Jati diri PGRI memiliki
ciri-ciri sebagai berikut:
Nasionalisme,
Demokrasi, Kemitraan, Unitarisme, Profesionalisme, Kekeluargaan, Kemandirian,
Non Partai Politik, dan Jiwa, Semangat serta Nilai-nilai ’45.
Visi PGRI
Terwujudnya
organisasi mandiri dan dinamis yang dicintai anggotanya, disegani mitra, dan
diakui perannya oleh masyarakat. PGRI didirikan untuk mempertahankan
kemerdekaan, mengisi kemerdekaan dengan program utamadi bidang pendidikan untuk
mencerdaskan kehidupan bangsa, dan memperjuangkan kesejahteraan bagi para guru.
Misi PGRI
a)
Mewujudkan Cita-citaProklamasi PGRI bersama
b)
MensukseskanPembangunan Nasional PGRI.
c)
Memajukan Pendidikan Nasional PGRI.
d)
Meningkatkan Profesionalitas Guru PGRI.
e)
Meningkatkan Kesejahteraan Guru Agar guru dapat profesional.
Tugas
dan Fungsi PGRI
Dalam
Pasal 7 AD/ART PGRI disebutkan bahwa PGRI
mempunyai tugas dan fungsi sebagai berikut :
· Meningkatkan
keimanan dan ketaqwaan terhadap Tuhan Yang Maha Esa.
· Membela,
mempertahankan, mengamankan dan mengamalkan Pancasila.
· Mempertahankan
dan melestarikan Negara Kesatuan Republik Indonesia.
· Meningkatkan integritas
bangsa dan menjaga tetap terjamin serta terpeliharanya keutuhan kesatuan dan
persatuan bangsa.
· Mengupayakan dan mengevaluasi terlaksananya
peningkatan kualifikasi akademik, sertifikasi, akreditasi, sebagai lisensi bagi
pengukuhan kompetensi profesi guru.
Perjuangan PGRI
Hasil rapat kerja PGRI dengan Kementrian Pendayagunaan Aparatur Negara
dan Reformasi Birokrasi serta Kepala Badan Kepegawaian Negara (BKN)

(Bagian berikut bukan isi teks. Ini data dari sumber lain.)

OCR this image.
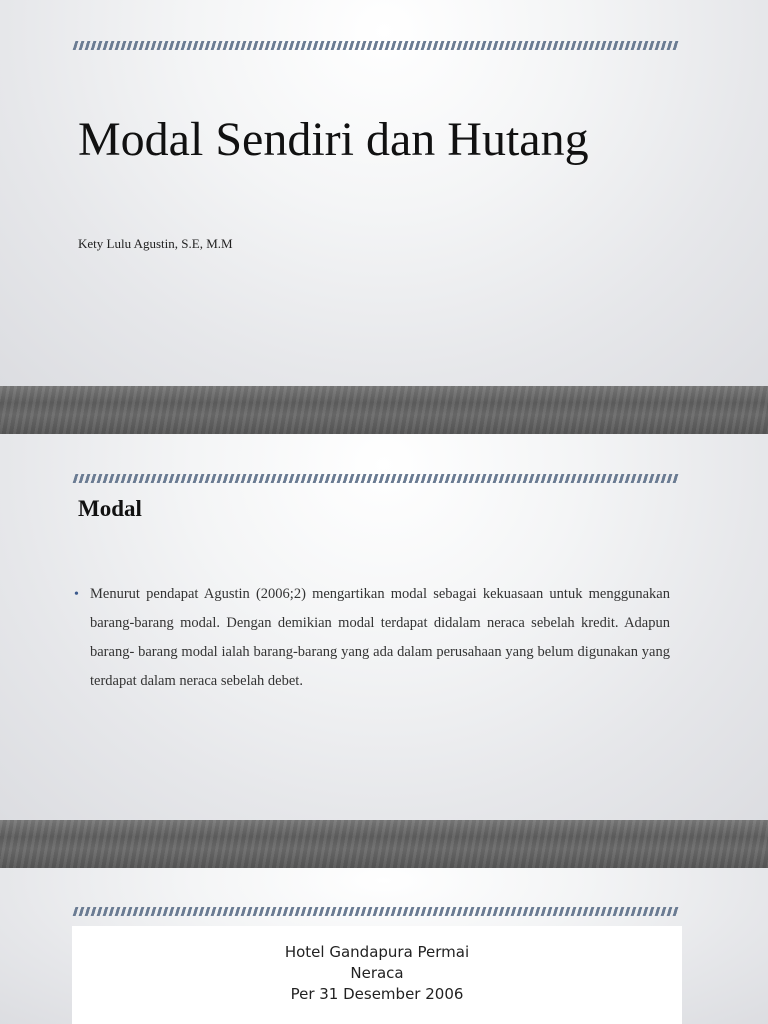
Modal Sendiri dan Hutang
Kety Lulu Agustin, S.E, M.M
Modal
• Menurut pendapat Agustin (2006;2) mengartikan modal sebagai kekuasaan untuk menggunakan barang-barang modal. Dengan demikian modal terdapat didalam neraca sebelah kredit. Adapun barang- barang modal ialah barang-barang yang ada dalam perusahaan yang belum digunakan yang terdapat dalam neraca sebelah debet.
Hotel Gandapura Permai
Neraca
Per 31 Desember 2006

tanggal 19 Mei 2010 adalah:
· Tahun
2010/2011 sebanyak 197.678 guru dan tenaga honorer, termasuk CPNS-Teranulir
dari Jawa Tengah dan 5.966 orang guru bantu DKI
akan diangkat PNS
· Segera
diterbitkan PP mengenai Penyelesaian Permasalahan tenaga Honorer
· Segera
diterbitkan PP mengenai PTT atau Pagawai Tidak Tetap (termasuk guru) yang
antara lain memuat penghargaan/gaji minimal
· Segera
diterbitkan Perpres mengenai BUP (Batas Usia Pensiun) Penilik menjadi 60 tahun
· Segera
dibayarkannya tunjangan profesi dan penambahan penghasilan Rp. 250.000/bulan
(bagi yang belum dibayarkan).
Undang-Undang No 14
Tahun 2005 Tentang Guru dan Dosen
Ketentuan umum yang terdapat dalam
Undang-Undang No. 14 Tahun 2005 Tentang Guru dan dosen terdiri dari pembatasan
pengertian tentang guru, kualifikasi akademik, kompotensi, sertifikasi dan
seterusnya.
Uraian Lengkap tentang
ketentuan umum tersebut dapat diuraikan sebagai berikut:
1.
Memiliki bakat, minat, panggilan jiwa, dan idealisme,
2.
Memiliki komitmen, kualifikasi akademik, kompetensi, tanggung jawab,
3.
Memperoleh penghasilan yang ditentukan sesuai dengan prestasi kerja,
4.
Memiliki jaminan perlindungan hukum,
5.
Memiliki organisasi profesi yang berkaitan dengan tugas keprofesionalan guru.